We want to minimize the following function: $$ f(x) = 4x^3 + (x -2)^2 + x^4 $$
def f(x):
return 4 * x ** 3 + (x-2) ** 2 + x ** 4
Again, we plot the function and see how it behaves:
x = np.linspace(-4, 2, 100)
plt.figure(figsize=(9,6))
plt.plot(x, f(x))
plt.show()
As you can see, the function has two local minima of which one is global. Depending on the solver we choose and the initial guess we provide, the solver may or may not get "stuck" at the local minimum:
from scipy.optimize import minimize
sol = minimize(f, x0=2, method='Nelder-Mead')
sol.x
array([0.46962891])
sol = minimize(f, x0=2, method='CG')
sol.x
array([-2.67298166])
If we don’t know the neighborhood of the global minimum to choose the initial point, we need to resort to costlier
global optimization methods. To find the global minimum, the simplest algorithm is the brute force algorithm brute
, in which the function is evaluated on each point of a given grid. We can also provide a finish
optimizer which will take the solution of brute
as an initial guess and try to “polish” it, i.e. seek a more precise (local) minimum near the gridpoint returned by brute
:
from scipy.optimize import brute
r = (-4,2)
sol_global = brute(f,ranges=(r,),finish=None)
sol_global
-2.736842105263158
sol_global = brute(f,ranges=(r,),finish=minimize)
sol_global
array([-2.67298164])
We consider the following maximization problem: $$ \max_{x,y} \, \, 3xy - x^3 $$ subject to the following constraints: $$ \begin{align} 2x - y &= -5 \\ 5x + 2y &\geq 37 \\ x &\geq 0 \\ y &\geq 0 \end{align} $$
To solve this problem we use minimize
with the method SLSQP which accepts both equality and inequality constraints as well as interval bounds on the choice variables:
def g(x):
return - (3 * x[0] * x[1] - x[0] ** 3)
The constraints are defined as a sequence of dictionaries, with keys type
, fun
and jac
. The constraints can be passed as normal or lambda
functions.
Bounds for the choice variables $x$ (only for L-BFGS-B, TNC and SLSQP) have to be defined as (min, max) pairs for each element in $x$. You can use None
or np.inf
for one of min or max when there is no bound in that direction.

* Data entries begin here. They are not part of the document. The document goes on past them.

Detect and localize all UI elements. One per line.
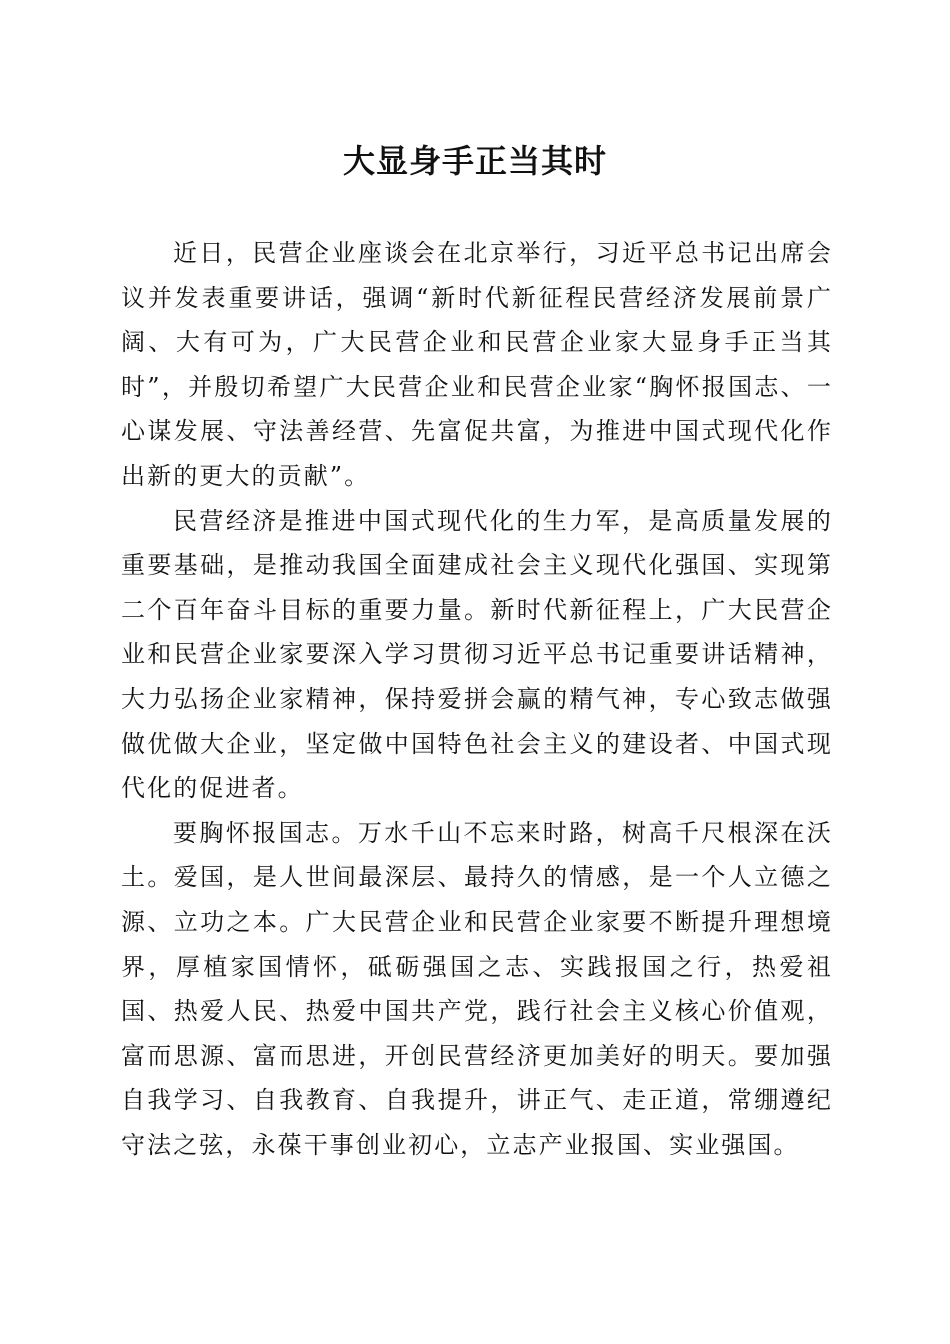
document-title: 大显身手正当其时: [342, 142, 607, 180]
paragraph-3: 要胸怀报国志。万水千山不忘来时路，树高千尺根深在沃土。爱国，是人世间最深层、最持久的情感，是一个人立德之源、立功之本。广大民营企业和民营企业家要不断提升理想境界，厚植家国情怀，砥砺强国之志、实践报国之行，热爱祖国、热爱人民、热爱中国共产党，践行社会主义核心价值观，富而思源、富而思进，开创民营经济更加美好的明天。要加强自我学习、自我教育、自我提升，讲正气、走正道，常绷遵纪守法之弦，永葆干事创业初心，立志产业报国、实业强国。: [121, 818, 833, 1159]
paragraph-2: 民营经济是推进中国式现代化的生力军，是高质量发展的重要基础，是推动我国全面建成社会主义现代化强国、实现第二个百年奋斗目标的重要力量。新时代新征程上，广大民营企业和民营企业家要深入学习贯彻习近平总书记重要讲话精神，大力弘扬企业家精神，保持爱拼会赢的精气神，专心致志做强做优做大企业，坚定做中国特色社会主义的建设者、中国式现代化的促进者。: [121, 506, 833, 803]
document-body: [121, 231, 833, 1167]
paragraph-1: 近日，民营企业座谈会在北京举行，习近平总书记出席会议并发表重要讲话，强调“新时代新征程民营经济发展前景广阔、大有可为，广大民营企业和民营企业家大显身手正当其时”，并殷切希望广大民营企业和民营企业家“胸怀报国志、一心谋发展、守法善经营、先富促共富，为推进中国式现代化作出新的更大的贡献”。: [121, 239, 833, 490]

Method-specific options such as the maximum number of iterations or convergence criteria can be supplied through the options
dict.
from scipy.optimize import minimize
cons = ({'type': 'eq', 'fun': lambda x: 2*x[0] - x[1] + 5},
{'type': 'ineq', 'fun': lambda x: 5*x[0] + 2*x[1] -37})
bnd = [(0, np.inf),(0,np.inf)]
sol = minimize(g, x0=[0, 0], method='SLSQP', constraints=cons, bounds=bnd, options={'disp': True,'ftol': 1e-10})
sol.x
Optimization terminated successfully. (Exit mode 0) Current function value: -100.0 Iterations: 8 Function evaluations: 33 Gradient evaluations: 8
array([ 5.00000001, 15.00000003])
Note that when writing the objective function you must take into account that only its first argument is considered a choice variable. The remaining arguments are considered parameters which must be declared as such to the optimization routine. We will see this in the next tutorial.